Elected as vice president for 1999-2000 was Carol K. Redmond, who outpolled incumbent Debora A. Rougeux of the University Library System (ULS).

The new Senate secretary will be Arlene W. Caggiula, who ran against Marianne Kasica of ULS.

It was a clean sweep for the Graduate School of Public Health: Hershey, Redmond and Kasica all are GSPH faculty members.

Elected to Faculty Assembly and Senate Council for 1999-2002 were: Gershon Mandelker, representing the Katz Graduate School of Business; Kenneth R. Etzel, dental medicine; Steven R. Lyon, education; James T. (Tom) Cain, engineering; Mary S. Lewis and Philip K. Wion, Faculty of Arts and Sciences (FAS) humanities; James G. Holland, FAS natural sciences; Herbert Chesler and Jack N. Ochs, FAS social sciences; John Mendeloff, Graduate School of Public and International Affairs; Patricia Friedman and Alice Kuller, Health Sciences Library System; Sujata Banerjee and Roger R. Flynn, School of Information Sciences; Teresa Kissane Brostoff, law; Rosemary L. Hoffman, nursing; Balwant N. Dixit and Robert B. Gibbs, pharmacy; Roger S. Day, GSPH; and Jane Mazzoni-Maddigan, School of Health and Rehabilitation Sciences.
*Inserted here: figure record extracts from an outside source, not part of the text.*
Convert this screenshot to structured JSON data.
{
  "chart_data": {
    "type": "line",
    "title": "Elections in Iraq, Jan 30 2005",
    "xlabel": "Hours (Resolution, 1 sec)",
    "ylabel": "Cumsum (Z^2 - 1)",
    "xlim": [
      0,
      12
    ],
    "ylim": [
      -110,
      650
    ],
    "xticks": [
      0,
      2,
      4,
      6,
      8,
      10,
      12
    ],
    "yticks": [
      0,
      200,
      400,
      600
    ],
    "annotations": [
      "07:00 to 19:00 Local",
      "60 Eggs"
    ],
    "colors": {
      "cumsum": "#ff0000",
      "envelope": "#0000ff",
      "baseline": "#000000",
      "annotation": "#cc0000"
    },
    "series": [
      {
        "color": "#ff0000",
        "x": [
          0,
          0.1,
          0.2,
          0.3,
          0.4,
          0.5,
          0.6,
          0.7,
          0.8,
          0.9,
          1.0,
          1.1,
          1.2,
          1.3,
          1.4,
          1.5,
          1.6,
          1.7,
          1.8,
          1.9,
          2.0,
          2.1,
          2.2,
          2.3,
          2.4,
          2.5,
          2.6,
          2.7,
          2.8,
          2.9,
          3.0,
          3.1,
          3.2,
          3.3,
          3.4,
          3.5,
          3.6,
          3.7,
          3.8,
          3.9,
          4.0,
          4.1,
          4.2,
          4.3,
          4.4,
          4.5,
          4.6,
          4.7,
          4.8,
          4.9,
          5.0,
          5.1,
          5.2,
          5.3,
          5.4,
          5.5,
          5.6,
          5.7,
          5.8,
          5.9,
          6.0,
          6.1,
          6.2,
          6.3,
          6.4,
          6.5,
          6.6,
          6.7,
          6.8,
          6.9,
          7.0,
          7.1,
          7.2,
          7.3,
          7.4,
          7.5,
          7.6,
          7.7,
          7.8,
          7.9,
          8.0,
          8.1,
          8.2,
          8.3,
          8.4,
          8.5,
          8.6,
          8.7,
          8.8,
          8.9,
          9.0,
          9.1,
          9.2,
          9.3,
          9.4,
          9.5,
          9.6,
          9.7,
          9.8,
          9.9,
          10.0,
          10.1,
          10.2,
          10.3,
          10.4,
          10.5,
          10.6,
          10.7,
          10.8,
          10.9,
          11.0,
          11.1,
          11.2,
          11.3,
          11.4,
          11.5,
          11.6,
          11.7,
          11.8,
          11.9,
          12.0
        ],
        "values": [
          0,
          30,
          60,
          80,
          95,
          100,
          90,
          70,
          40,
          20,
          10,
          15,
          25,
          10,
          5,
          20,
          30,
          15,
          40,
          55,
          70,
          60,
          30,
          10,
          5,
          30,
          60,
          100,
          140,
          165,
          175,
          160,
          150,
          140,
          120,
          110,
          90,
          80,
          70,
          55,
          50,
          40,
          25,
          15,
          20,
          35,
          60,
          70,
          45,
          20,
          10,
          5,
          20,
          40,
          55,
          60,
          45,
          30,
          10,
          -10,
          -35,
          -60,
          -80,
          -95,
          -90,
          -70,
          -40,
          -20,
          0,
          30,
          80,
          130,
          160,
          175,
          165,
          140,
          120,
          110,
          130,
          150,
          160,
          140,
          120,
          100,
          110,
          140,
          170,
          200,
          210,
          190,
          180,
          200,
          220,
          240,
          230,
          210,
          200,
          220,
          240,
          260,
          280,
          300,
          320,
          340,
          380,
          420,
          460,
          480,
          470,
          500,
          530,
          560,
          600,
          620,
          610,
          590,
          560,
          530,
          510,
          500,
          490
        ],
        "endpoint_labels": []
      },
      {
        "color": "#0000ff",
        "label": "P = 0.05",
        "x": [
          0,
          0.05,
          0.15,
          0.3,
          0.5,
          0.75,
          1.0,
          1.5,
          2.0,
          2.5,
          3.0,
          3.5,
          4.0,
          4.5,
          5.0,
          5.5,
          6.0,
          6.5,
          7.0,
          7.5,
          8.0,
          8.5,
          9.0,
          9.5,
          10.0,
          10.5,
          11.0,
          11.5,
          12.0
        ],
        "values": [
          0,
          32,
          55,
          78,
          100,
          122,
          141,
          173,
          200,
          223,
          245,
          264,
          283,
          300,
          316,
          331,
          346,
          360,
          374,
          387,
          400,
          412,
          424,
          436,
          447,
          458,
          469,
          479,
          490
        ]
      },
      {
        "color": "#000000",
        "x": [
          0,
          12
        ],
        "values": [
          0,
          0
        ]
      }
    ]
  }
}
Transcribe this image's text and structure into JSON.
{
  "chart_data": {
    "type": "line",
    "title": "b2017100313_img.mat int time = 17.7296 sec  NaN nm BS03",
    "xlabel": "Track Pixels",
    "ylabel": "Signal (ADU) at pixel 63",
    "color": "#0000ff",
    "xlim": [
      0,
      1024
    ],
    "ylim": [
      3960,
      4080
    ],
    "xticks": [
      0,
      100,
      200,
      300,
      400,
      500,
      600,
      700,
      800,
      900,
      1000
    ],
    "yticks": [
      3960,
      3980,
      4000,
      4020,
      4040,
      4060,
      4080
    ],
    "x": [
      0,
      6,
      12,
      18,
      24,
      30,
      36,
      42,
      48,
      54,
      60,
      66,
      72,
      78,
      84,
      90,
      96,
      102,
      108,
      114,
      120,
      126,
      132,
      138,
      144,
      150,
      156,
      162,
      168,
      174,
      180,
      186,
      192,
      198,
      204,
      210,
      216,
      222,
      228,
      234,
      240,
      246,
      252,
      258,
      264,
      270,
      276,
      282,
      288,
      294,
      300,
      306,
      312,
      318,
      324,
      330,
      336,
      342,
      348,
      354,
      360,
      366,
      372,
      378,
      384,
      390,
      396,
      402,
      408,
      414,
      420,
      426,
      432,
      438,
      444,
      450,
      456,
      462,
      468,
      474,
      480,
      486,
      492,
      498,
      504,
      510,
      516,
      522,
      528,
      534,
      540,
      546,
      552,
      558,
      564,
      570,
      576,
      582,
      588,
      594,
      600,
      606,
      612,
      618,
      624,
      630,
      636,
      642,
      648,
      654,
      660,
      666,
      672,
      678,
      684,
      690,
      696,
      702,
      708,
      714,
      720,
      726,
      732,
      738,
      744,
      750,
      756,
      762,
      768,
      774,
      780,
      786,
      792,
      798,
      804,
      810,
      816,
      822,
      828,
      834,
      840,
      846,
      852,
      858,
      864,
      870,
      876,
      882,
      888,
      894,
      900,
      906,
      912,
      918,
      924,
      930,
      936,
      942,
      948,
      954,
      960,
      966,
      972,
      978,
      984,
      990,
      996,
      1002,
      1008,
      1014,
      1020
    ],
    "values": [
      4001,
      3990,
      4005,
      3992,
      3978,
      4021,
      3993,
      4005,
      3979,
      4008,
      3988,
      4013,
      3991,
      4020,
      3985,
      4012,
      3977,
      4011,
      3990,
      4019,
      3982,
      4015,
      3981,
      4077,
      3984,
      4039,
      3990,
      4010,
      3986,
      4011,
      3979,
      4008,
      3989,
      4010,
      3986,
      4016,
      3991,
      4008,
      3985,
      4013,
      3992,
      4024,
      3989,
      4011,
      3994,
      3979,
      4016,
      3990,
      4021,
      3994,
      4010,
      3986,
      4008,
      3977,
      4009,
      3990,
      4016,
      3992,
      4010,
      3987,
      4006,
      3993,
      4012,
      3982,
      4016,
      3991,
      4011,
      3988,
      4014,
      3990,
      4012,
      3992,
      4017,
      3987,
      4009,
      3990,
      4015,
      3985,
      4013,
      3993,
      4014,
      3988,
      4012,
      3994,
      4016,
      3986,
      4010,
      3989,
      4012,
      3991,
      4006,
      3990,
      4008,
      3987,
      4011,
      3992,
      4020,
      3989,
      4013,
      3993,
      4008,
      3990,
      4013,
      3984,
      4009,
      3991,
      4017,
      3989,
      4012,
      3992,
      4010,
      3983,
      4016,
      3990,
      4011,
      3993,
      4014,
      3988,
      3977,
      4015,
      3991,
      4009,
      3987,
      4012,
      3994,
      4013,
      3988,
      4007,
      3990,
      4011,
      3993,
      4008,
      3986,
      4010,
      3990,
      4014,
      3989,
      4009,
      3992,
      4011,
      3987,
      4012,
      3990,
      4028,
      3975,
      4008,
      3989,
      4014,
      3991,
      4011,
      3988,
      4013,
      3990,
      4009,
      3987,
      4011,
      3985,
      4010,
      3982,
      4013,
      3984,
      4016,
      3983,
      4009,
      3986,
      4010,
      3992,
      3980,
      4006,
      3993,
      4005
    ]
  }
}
No new members were elected for medicine, social work and ULS because those units already have their allotment of members for next year. Regional campuses hold their own elections for Faculty Assembly.

New members serve the first year of their three-year terms on Faculty Assembly. During their second and third years, they serve on both the faculty-only Assembly and on Senate Council, which includes faculty, staff, students and administrators.

Of 3,258 ballots mailed in this spring's election, 934 were returned. The 29 percent return rate was slightly lower than the 31 percent rates for the last two years' elections.

University Senate bylaws forbid public release of vote counts for individual candidates. That way, faculty are encouraged to run without fear of embarrassment should they fail to get many votes, said Senate office director Fran Czak.